Implementing Data Governance Frameworks for AI Operations
Once the data house is in order, organizations must establish comprehensive governance frameworks that support AI integration and keep teams operating within the proper guardrails. With these protocols in place, IT leaders have greater trust in the data that underpins AI systems, ensuring operational integrity and regulatory compliance.
To accomplish this, IT leaders – working closely with their business leadership – should consider ways to define ownership, label data for consistency, and implement risk mitigation tactics.

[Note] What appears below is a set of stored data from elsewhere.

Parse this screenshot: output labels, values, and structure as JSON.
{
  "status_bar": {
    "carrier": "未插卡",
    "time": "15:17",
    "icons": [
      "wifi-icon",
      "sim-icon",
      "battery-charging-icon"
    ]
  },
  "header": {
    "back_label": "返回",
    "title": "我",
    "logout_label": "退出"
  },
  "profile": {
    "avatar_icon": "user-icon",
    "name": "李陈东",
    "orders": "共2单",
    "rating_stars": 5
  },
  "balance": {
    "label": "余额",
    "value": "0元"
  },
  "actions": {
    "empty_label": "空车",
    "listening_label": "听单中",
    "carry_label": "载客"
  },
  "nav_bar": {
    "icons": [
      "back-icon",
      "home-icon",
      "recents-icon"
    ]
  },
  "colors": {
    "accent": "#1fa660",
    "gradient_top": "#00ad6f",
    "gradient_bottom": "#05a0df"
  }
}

Cross-Functional Ownership Structures:
Identifying owners and encouraging accountability is an important first step in building an effective governance structure. Understanding the key stakeholders helps IT leaders eliminate organizational silos that could impede AI success. An example of how this can come to life would be developing specialized teams capable of AI model input validation, privacy and security risk assessment, compliance evaluation, and organizational AI adoption communication. Definition of roles and responsibilities ensures team members are involved and accountable for the seamless operation of AI.
Managing Data Categorization for AI Now and in the Future:
Governance structures should include comprehensive maintenance procedures for data labeling, integration, and storage. For example, a data requirement document that details data sources and formats and refreshes intervals is an effective way to ensure consistency in the process. These tactical elements are critical to support both current AI solutions and the potential scalability requirements of AI in the future.
Establishing Risk Management Protocols:
Undoubtedly, AI introduces new risks to organizations, including those related to privacy, cybersecurity, and regulatory compliance, and addressing those threats is increasingly complex. IT leaders must partner with stakeholders across the C-suite to ensure the proper protocols are in place to combat these risks. For example, organizations can provide training to ensure employees understand the AI safety principles fueling the use of the technology.
Aligning AI Strategy with Business Objectives
With a robust data foundation, IT and executive leadership can then align the AI strategy with their business objectives. While many organizations continue to deploy point-solutions to solve specific operational pain-points, it is critical that IT and business stakeholders identify and prioritize AI applications that deliver maximum organizational value to advance AI momentum and deliver ROI.
Leaders can do this by identifying quantitative success metrics that directly correlate data quality improvements and accessibility enhancements with measurable business outcomes. This step enables streamlined tracking of outcomes and allows teams to assess AI investment over time. By positioning data management as a strategic business enabler rather than purely technical infrastructure, organizations create value that extends beyond traditional IT operational boundaries.
GenAI’s promise depends on a disciplined data strategy – encompassing data quality, management, and governance. By focusing on targeted data improvements, modernizing infrastructure, and uniting business and IT leaders, organizations can maximize AI’s value and minimize project abandonment. The journey starts with a robust assessment and prioritization of data, the building of governance frameworks that drive decision-making, and an approach that aligns AI to the overarching business strategy.